01 de agosto de 2006
Transamérica (2005), de Duncan Tucker, apresenta a seu público dois temas complicados de expor em imagens cinematográficas, primeiramente trata do assunto da dupla sexualidade de um indivíduo que, tendo nascido homem, se sente como mulher e, passando pelos diversos estágios nas mãos de médicos e psicólogos, decide submeter-se a cirurgia de troca de sexo; o segundo assunto, a relação entre um pai e seu filho se inseriria naqueles jogos de descobertas e conflitos como Estrela solitária (2005), do alemão Wim Wenders, e Uma nova vida (2005), do norueguês Hans Petter Moland, se estas descobertas e estes conflitos não fossem exacerbados pelo fato de o pai conter em si a figura duma mãe (o filho foi produto duma escapada heterossexual do atual transexual). O problema central de Transamérica –que é uma narrativa digna e honesta, que merece uma ida ao cinema—é sua encenação mais ou menos convencional para um universo de seres que perturbam a sociedade normal, é o grau de normalidade de sua dramaturgia que busca referir-se às provocações de anormalidade de um determinado mundo social; faltou a Transamérica entregar-se com mais liberdade à anormalidade de seu tema, faltou sangue e fúria à realização de Tucker.

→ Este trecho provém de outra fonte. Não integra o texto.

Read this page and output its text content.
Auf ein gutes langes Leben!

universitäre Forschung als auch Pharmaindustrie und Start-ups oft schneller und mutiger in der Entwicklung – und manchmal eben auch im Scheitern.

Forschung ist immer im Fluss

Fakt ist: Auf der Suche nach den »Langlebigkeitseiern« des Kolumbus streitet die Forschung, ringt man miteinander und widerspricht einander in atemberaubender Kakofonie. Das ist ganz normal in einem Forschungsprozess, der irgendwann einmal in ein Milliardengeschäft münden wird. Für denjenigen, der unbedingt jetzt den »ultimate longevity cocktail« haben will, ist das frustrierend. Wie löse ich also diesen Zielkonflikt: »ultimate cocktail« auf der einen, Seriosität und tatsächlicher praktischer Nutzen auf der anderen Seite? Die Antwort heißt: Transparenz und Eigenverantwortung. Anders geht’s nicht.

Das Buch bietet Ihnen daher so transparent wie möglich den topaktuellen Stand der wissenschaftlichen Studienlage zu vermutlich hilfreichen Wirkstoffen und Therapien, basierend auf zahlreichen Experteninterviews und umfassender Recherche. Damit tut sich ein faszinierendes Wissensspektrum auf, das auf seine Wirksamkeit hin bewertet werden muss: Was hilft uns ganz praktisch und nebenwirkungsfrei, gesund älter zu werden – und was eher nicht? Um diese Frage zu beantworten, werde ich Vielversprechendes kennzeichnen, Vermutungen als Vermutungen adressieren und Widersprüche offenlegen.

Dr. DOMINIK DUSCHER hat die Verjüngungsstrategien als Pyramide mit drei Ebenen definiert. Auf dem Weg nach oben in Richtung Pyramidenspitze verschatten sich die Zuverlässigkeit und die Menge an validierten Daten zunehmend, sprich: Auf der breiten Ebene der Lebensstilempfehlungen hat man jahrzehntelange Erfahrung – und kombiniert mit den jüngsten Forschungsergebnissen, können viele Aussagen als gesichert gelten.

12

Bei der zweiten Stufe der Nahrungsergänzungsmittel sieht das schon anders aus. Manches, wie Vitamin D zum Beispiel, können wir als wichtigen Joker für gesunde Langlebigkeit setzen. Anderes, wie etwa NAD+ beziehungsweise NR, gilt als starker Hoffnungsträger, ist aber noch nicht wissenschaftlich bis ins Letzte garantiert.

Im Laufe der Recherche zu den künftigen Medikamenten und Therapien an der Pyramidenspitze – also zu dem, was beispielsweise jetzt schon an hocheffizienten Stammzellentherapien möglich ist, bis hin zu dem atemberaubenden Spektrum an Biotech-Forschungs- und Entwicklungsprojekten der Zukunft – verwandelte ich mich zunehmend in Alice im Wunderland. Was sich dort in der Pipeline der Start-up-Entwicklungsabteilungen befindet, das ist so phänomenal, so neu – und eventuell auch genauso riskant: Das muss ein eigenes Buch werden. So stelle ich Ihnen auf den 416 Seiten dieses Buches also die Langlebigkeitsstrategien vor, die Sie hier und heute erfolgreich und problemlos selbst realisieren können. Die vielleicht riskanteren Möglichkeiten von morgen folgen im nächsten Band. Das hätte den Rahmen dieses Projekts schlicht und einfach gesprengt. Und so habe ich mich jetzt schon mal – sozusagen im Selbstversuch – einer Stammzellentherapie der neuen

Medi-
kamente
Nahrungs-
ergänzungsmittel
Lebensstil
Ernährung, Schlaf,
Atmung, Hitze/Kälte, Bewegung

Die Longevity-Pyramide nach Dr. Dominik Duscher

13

Menos mal que a atriz Felicity Huffman na pele do transexual é um dos achados interpretativos do ano, ela carrega quase tudo o que o filme tem de bom colado em seu corpo, a provocação, a descontração, a irreverência, a emotividade transbordantemente ferida. Ao contracenar com as intervenções pouco inventivas de Kevin Zegers como o garoto extraviado do passado enviesado da figura transexual, a volúpia interpretativa de Felicity revela à luz da imagem a dissonância de notas dos intérpretes, algo semelhante ao que ocorria em La Luna (1979), do italiano Bernardo Bertolucci, entre Jill Clayburgh e Mathew Barry; mas Ducker está muito longe da genialidade de Bertolucci em extrair dum problema achados estilísticos para inovar no cinema.
Como se vê, pode-se ser duro com Transamérica porque não rende tudo o que promete; mas de maneira alguma é uma película para se desprezar.